Association of Plaque Location and Vessel Geometry Determined by Coronary Computed Tomographic Angiography With Future Acute Coronary Syndrome-Causing Culprit Lesions.
IMPORTANCE: Distinct plaque locations and vessel geometric features predispose to altered coronary flow hemodynamics. The association between these lesion-level characteristics assessed by coronary computed tomographic angiography (CCTA) and risk of future acute coronary syndrome (ACS) is unknown.
OBJECTIVE: To examine whether CCTA-derived adverse geometric characteristics (AGCs) of coronary lesions describing location and vessel geometry add to plaque morphology and burden for identifying culprit lesion precursors associated with future ACS.
DESIGN, SETTING, AND PARTICIPANTS: This substudy of ICONIC (Incident Coronary Syndromes Identified by Computed Tomography), a multicenter nested case-control cohort study, included patients with ACS and a culprit lesion precursor identified on baseline CCTA (n = 116) and propensity score-matched non-ACS controls (n = 116). Data were collected from July 20, 2012, to April 30, 2017, and analyzed from October 1, 2020, to October 31, 2021.

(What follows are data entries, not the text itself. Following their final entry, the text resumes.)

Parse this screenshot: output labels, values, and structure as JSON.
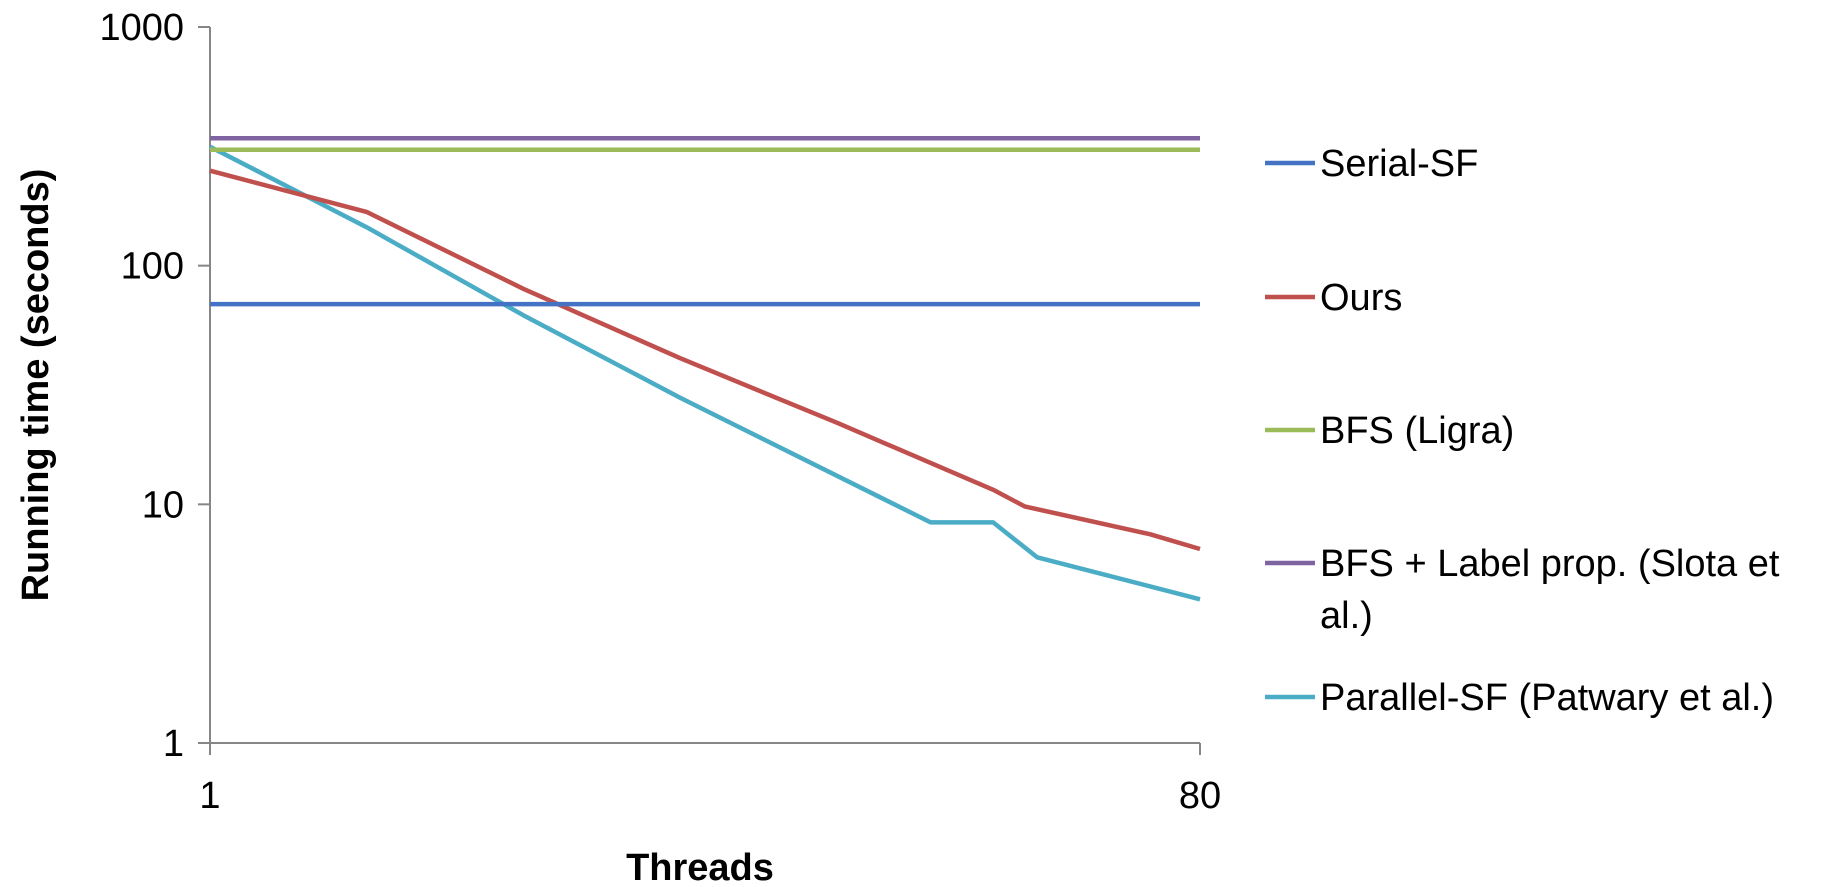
{
  "chart_data": {
    "type": "line",
    "title": "",
    "xlabel": "Threads",
    "ylabel": "Running time (seconds)",
    "xscale": "linear",
    "yscale": "log",
    "xlim": [
      1,
      80
    ],
    "ylim": [
      1,
      1000
    ],
    "xticks": [
      "1",
      "80"
    ],
    "yticks": [
      "1",
      "10",
      "100",
      "1000"
    ],
    "grid": false,
    "legend_position": "right",
    "series": [
      {
        "name": "Serial-SF",
        "color": "#4472C4",
        "x": [
          1,
          80
        ],
        "y": [
          69,
          69
        ]
      },
      {
        "name": "Ours",
        "color": "#C0504D",
        "x": [
          1,
          13.5,
          26,
          38.5,
          51,
          63.5,
          66,
          76,
          80
        ],
        "y": [
          250,
          168,
          80,
          41,
          22,
          11.5,
          9.8,
          7.5,
          6.5
        ]
      },
      {
        "name": "BFS (Ligra)",
        "color": "#9BBB59",
        "x": [
          1,
          80
        ],
        "y": [
          306,
          306
        ]
      },
      {
        "name": "BFS + Label prop. (Slota et al.)",
        "color": "#8064A2",
        "x": [
          1,
          80
        ],
        "y": [
          342,
          342
        ]
      },
      {
        "name": "Parallel-SF (Patwary et al.)",
        "color": "#4BACC6",
        "x": [
          1,
          13.5,
          26,
          38.5,
          58.5,
          63.5,
          67,
          80
        ],
        "y": [
          315,
          145,
          62,
          28,
          8.4,
          8.4,
          6.0,
          4.0
        ]
      }
    ]
  }
}
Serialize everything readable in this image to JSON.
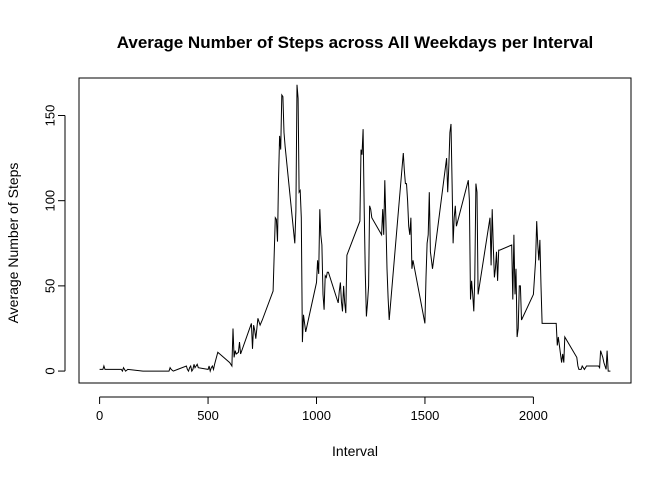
{
  "chart_data": {
    "type": "line",
    "title": "Average Number of Steps across All Weekdays per Interval",
    "xlabel": "Interval",
    "ylabel": "Average Number of Steps",
    "xlim": [
      -95,
      2450
    ],
    "ylim": [
      -7,
      172
    ],
    "xticks": [
      0,
      500,
      1000,
      1500,
      2000
    ],
    "yticks": [
      0,
      50,
      100,
      150
    ],
    "grid": false,
    "legend": "none",
    "series": [
      {
        "x": [
          0,
          15,
          20,
          25,
          30,
          60,
          100,
          105,
          110,
          120,
          130,
          200,
          250,
          300,
          320,
          325,
          330,
          340,
          360,
          400,
          405,
          410,
          415,
          420,
          425,
          430,
          435,
          440,
          445,
          450,
          455,
          500,
          505,
          510,
          515,
          520,
          525,
          530,
          545,
          600,
          610,
          615,
          620,
          625,
          630,
          640,
          645,
          650,
          700,
          705,
          710,
          715,
          720,
          730,
          740,
          750,
          800,
          810,
          815,
          820,
          825,
          830,
          835,
          840,
          845,
          850,
          855,
          900,
          905,
          910,
          915,
          920,
          925,
          930,
          935,
          940,
          950,
          1000,
          1005,
          1010,
          1015,
          1020,
          1025,
          1030,
          1035,
          1040,
          1045,
          1050,
          1055,
          1100,
          1105,
          1110,
          1115,
          1120,
          1125,
          1130,
          1135,
          1140,
          1200,
          1205,
          1210,
          1215,
          1220,
          1225,
          1230,
          1235,
          1240,
          1245,
          1250,
          1255,
          1300,
          1305,
          1310,
          1315,
          1320,
          1325,
          1330,
          1335,
          1400,
          1405,
          1410,
          1415,
          1420,
          1425,
          1430,
          1435,
          1440,
          1445,
          1500,
          1505,
          1510,
          1515,
          1520,
          1525,
          1530,
          1535,
          1600,
          1605,
          1610,
          1615,
          1620,
          1625,
          1630,
          1635,
          1640,
          1645,
          1700,
          1705,
          1710,
          1715,
          1720,
          1725,
          1730,
          1735,
          1740,
          1745,
          1800,
          1805,
          1810,
          1815,
          1820,
          1825,
          1830,
          1835,
          1840,
          1845,
          1900,
          1905,
          1910,
          1915,
          1920,
          1925,
          1930,
          1935,
          1940,
          1945,
          2000,
          2005,
          2010,
          2015,
          2020,
          2025,
          2030,
          2035,
          2040,
          2045,
          2100,
          2105,
          2110,
          2115,
          2120,
          2125,
          2130,
          2135,
          2140,
          2145,
          2200,
          2205,
          2210,
          2215,
          2220,
          2225,
          2230,
          2235,
          2240,
          2245,
          2300,
          2305,
          2310,
          2315,
          2320,
          2325,
          2330,
          2335,
          2340,
          2345,
          2355
        ],
        "y": [
          1,
          1,
          3,
          1,
          1,
          1,
          1,
          0,
          2,
          0,
          1,
          0,
          0,
          0,
          0,
          2,
          1,
          0,
          1,
          3,
          1,
          0,
          2,
          3,
          0,
          1,
          4,
          2,
          3,
          4,
          2,
          1,
          3,
          0,
          2,
          3,
          1,
          4,
          11,
          5,
          3,
          25,
          8,
          12,
          10,
          11,
          17,
          10,
          28,
          13,
          27,
          24,
          19,
          31,
          27,
          30,
          47,
          90,
          89,
          76,
          112,
          138,
          130,
          162,
          161,
          140,
          132,
          75,
          94,
          168,
          160,
          105,
          106,
          90,
          17,
          33,
          23,
          52,
          65,
          57,
          95,
          80,
          74,
          45,
          36,
          56,
          55,
          58,
          58,
          40,
          47,
          52,
          41,
          35,
          50,
          40,
          34,
          68,
          88,
          130,
          127,
          142,
          95,
          57,
          32,
          40,
          50,
          97,
          95,
          90,
          80,
          95,
          80,
          112,
          88,
          60,
          43,
          30,
          128,
          118,
          110,
          110,
          100,
          85,
          80,
          90,
          60,
          65,
          28,
          55,
          75,
          80,
          105,
          70,
          65,
          60,
          125,
          105,
          120,
          140,
          145,
          110,
          75,
          90,
          97,
          85,
          112,
          100,
          42,
          53,
          45,
          35,
          55,
          110,
          105,
          45,
          90,
          62,
          95,
          73,
          55,
          60,
          70,
          53,
          71,
          71,
          74,
          42,
          80,
          45,
          60,
          20,
          25,
          50,
          50,
          30,
          45,
          55,
          65,
          88,
          75,
          65,
          77,
          50,
          28,
          28,
          28,
          28,
          15,
          20,
          15,
          10,
          5,
          10,
          5,
          20,
          8,
          3,
          1,
          1,
          1,
          3,
          2,
          1,
          2,
          3,
          3,
          2,
          12,
          10,
          8,
          5,
          3,
          1,
          12,
          0,
          0
        ]
      }
    ]
  }
}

EXPOSURES: Coronary lesions were evaluated for the following 3 AGCs: (1) distance from the coronary ostium to lesion; (2) location at vessel bifurcations; and (3) vessel tortuosity, defined as the presence of 1 bend of greater than 90° or 3 curves of 45° to 90° using a 3-point angle within the lesion.
MAIN OUTCOMES AND MEASURES: Association between lesion-level AGCs and risk of future ACS-causing culprit lesions.
RESULTS: Of 548 lesions, 116 culprit lesion precursors were identified in 116 patients (80 [69.0%] men; mean [SD], age 62.7 [11.5] years). Compared with nonculprit lesions, culprit lesion precursors had a shorter distance from the ostium (median, 35.1 [IQR, 23.6-48.4] mm vs 44.5 [IQR, 28.2-70.8] mm), more frequently localized to bifurcations (85 [73.3%] vs 168 [38.9%]), and had more tortuous vessel segments (5 [4.3%] vs 6 [1.4%]; all P < .05). In multivariable Cox regression analysis, an increasing number of AGCs was associated with a greater risk of future culprit lesions (hazard ratio [HR] for 1 AGC, 2.90 [95% CI, 1.38-6.08]; P = .005; HR for ≥2 AGCs, 6.84 [95% CI, 3.33-14.04]; P < .001). Adverse geometric characteristics provided incremental discriminatory value for culprit lesion precursors when added to a model containing stenosis severity, adverse morphological plaque characteristics, and quantitative plaque characteristics (area under the curve, 0.766 [95% CI, 0.718-0.814] vs 0.733 [95% CI, 0.685-0.782]). In per-patient comparison, patients with ACS had a higher frequency of lesions with adverse plaque characteristics, AGCs, or both compared with control patients (≥2 adverse plaque characteristics, 70 [60.3%] vs 50 [43.1%]; ≥2 AGCs, 92 [79.3%] vs 60 [51.7%]; ≥2 of both, 37 [31.9%] vs 20 [17.2%]; all P < .05).
CONCLUSIONS AND RELEVANCE: These findings support the concept that CCTA-derived AGCs capturing lesion location and vessel geometry are associated with risk of future ACS-causing culprit lesions. Adverse geometric characteristics may provide additive prognostic information beyond plaque assessment in CCTA.
Han D, Lin A, Kuronuma K, Tzolos E, Kwan AC, Klein E, et al. [Chinnaiyan K] Association of plaque location and vessel geometry determined by coronary computed tomographic angiography with future acute coronary syndrome-causing culprit lesions. JAMA Cardiol. 2022 Mar 1;7(3):309-319. doi: 10.1001/jamacardio.2021.5705. PMID: 35080587.